American College Of Surgeons - Inspiring Quality: Highest Standards, Better Outcomes

Reducing SSI Resources

Resources Used and Skills Needed

  • No additional staffing resources were needed; existing staffing levels used.
  • The new dressings have added costs of $35,000 per year.

What Were the Results?

VGH Cardiac surgery SSI NSQIP rates started to fall dramatically after implementing the new dressings and protocols. Our rates fell from 7% to 1.6% over 9 months. Cardiac SSI rates are tracked both by NSQIP and with tradition methods (infection control nurse tracks patients for 90 days). Since July 2013, only two sternal infections have been recorded. No sternal infection was observed for eight consecutive months from July 2013.


The barriers to implementing this program are largely other priorities that are competing for staff’s time. We extended our goal date to reflect these competing priorities.

The infection control nurse captured 4 harvest upper leg SSIs that were not sampled in NSQIP. These infections happened within a two week time frame.

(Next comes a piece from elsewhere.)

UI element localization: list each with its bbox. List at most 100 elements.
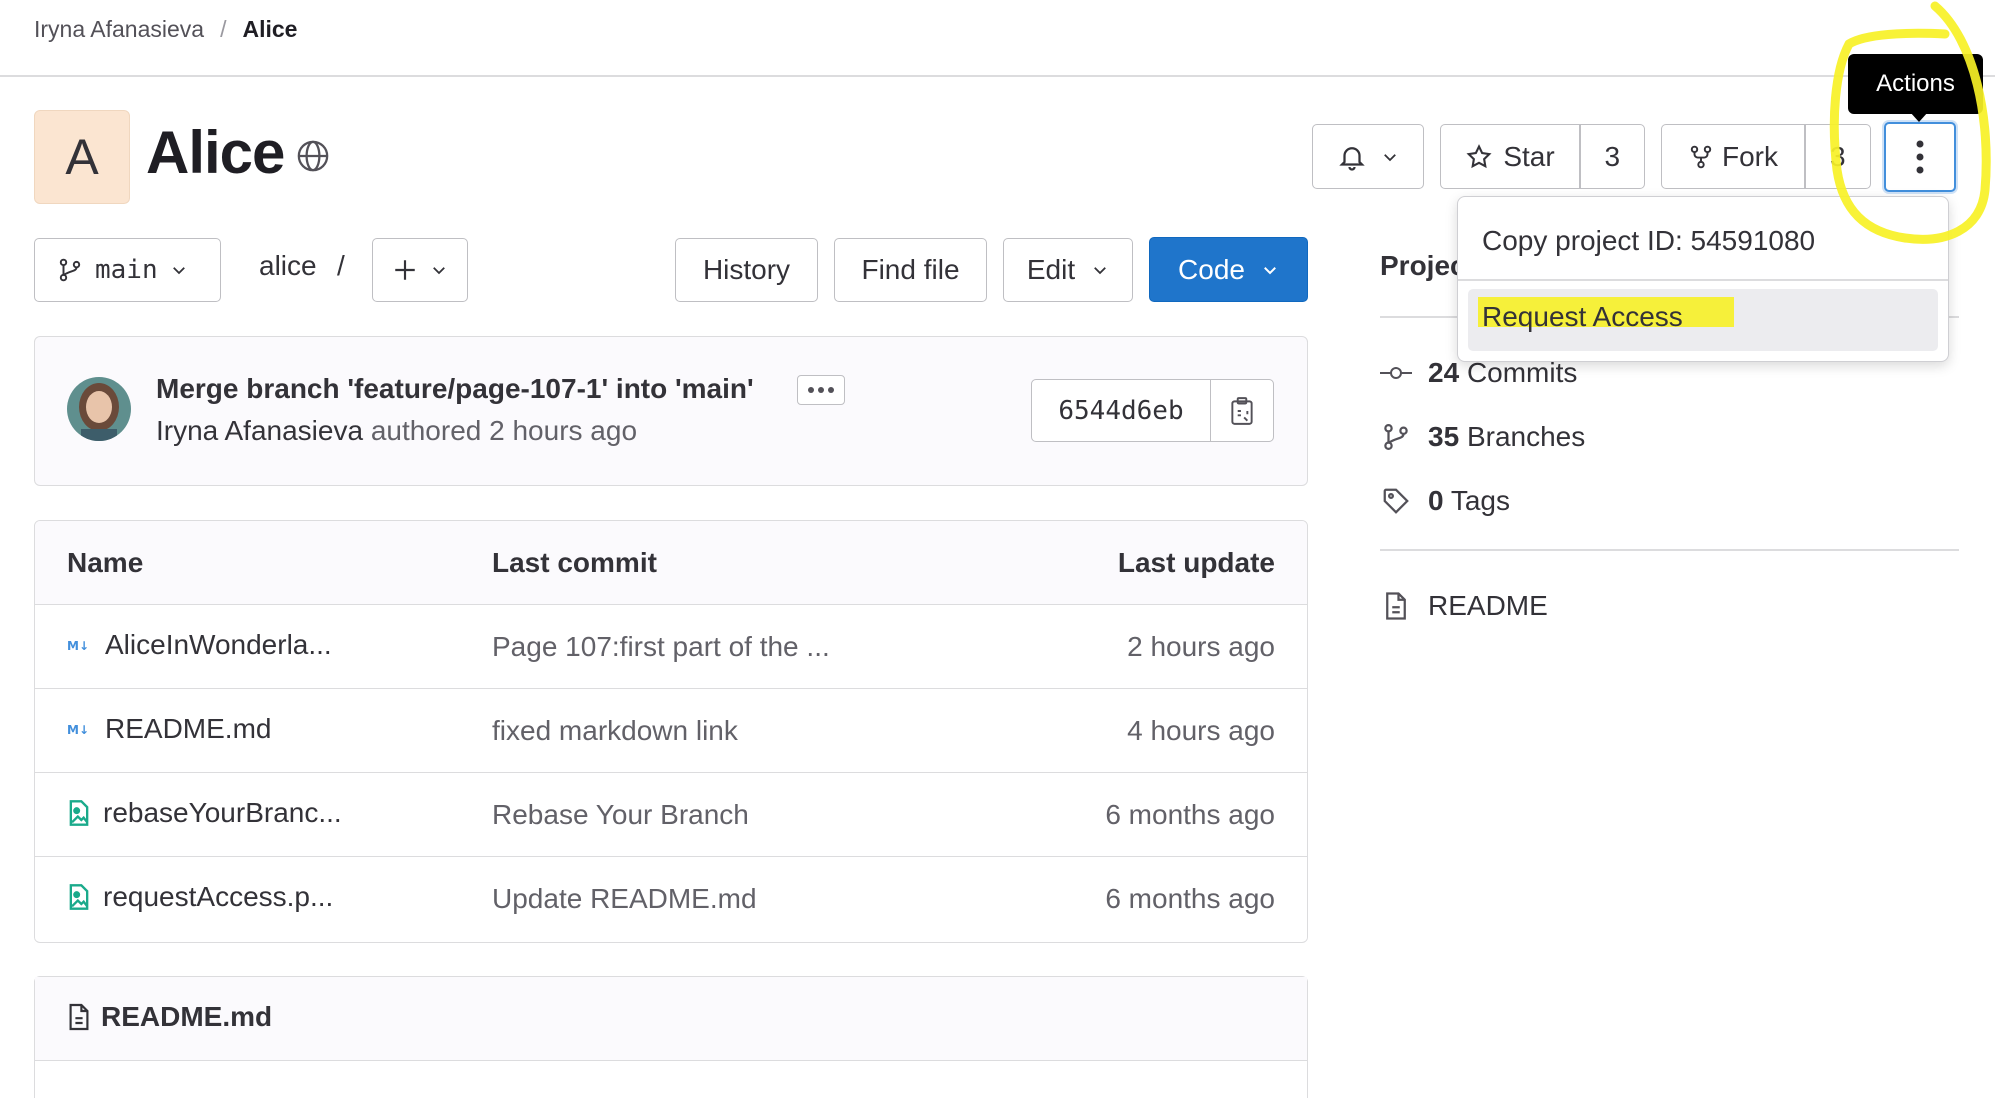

These cases were discussed with the team.

Cost Savings

The money invested is the cost of the new dressings is estimated to be $35,000 year.

Our hospital estimates that a cardiac surgery SSI costs approximately $30,000 per event. In the last year, we have an estimated cost avoidance of approximately $300,000.

Tips for Others

  • The manager from the surgical unit was very supportive of our quality improvement initiative and encouraged front line leaders and ward staff to attend the monthly meetings. The head of anesthesia has encouraged his team to attend the meetings. The surgeons are unable to attend mid day meetings but are engaged in the process.
  • Monthly meeting minutes were communicated to the team.
  • There is an information board on the Cardiac Surgery Intensive Care Unit and the Cardiac Ward that shares the progress of our work and the changes in practice.
  • We have celebrated our success by presenting at a local quality forum and will be presenting our work to other cardiac sites in our region.
  • Our infection control practitioner continues to monitor all cardiac surgery inpatients and reports to the nursing leaders.
  • NSQIP rates are posted on the surgical units. Updates are provided to the frontline staff and administrators.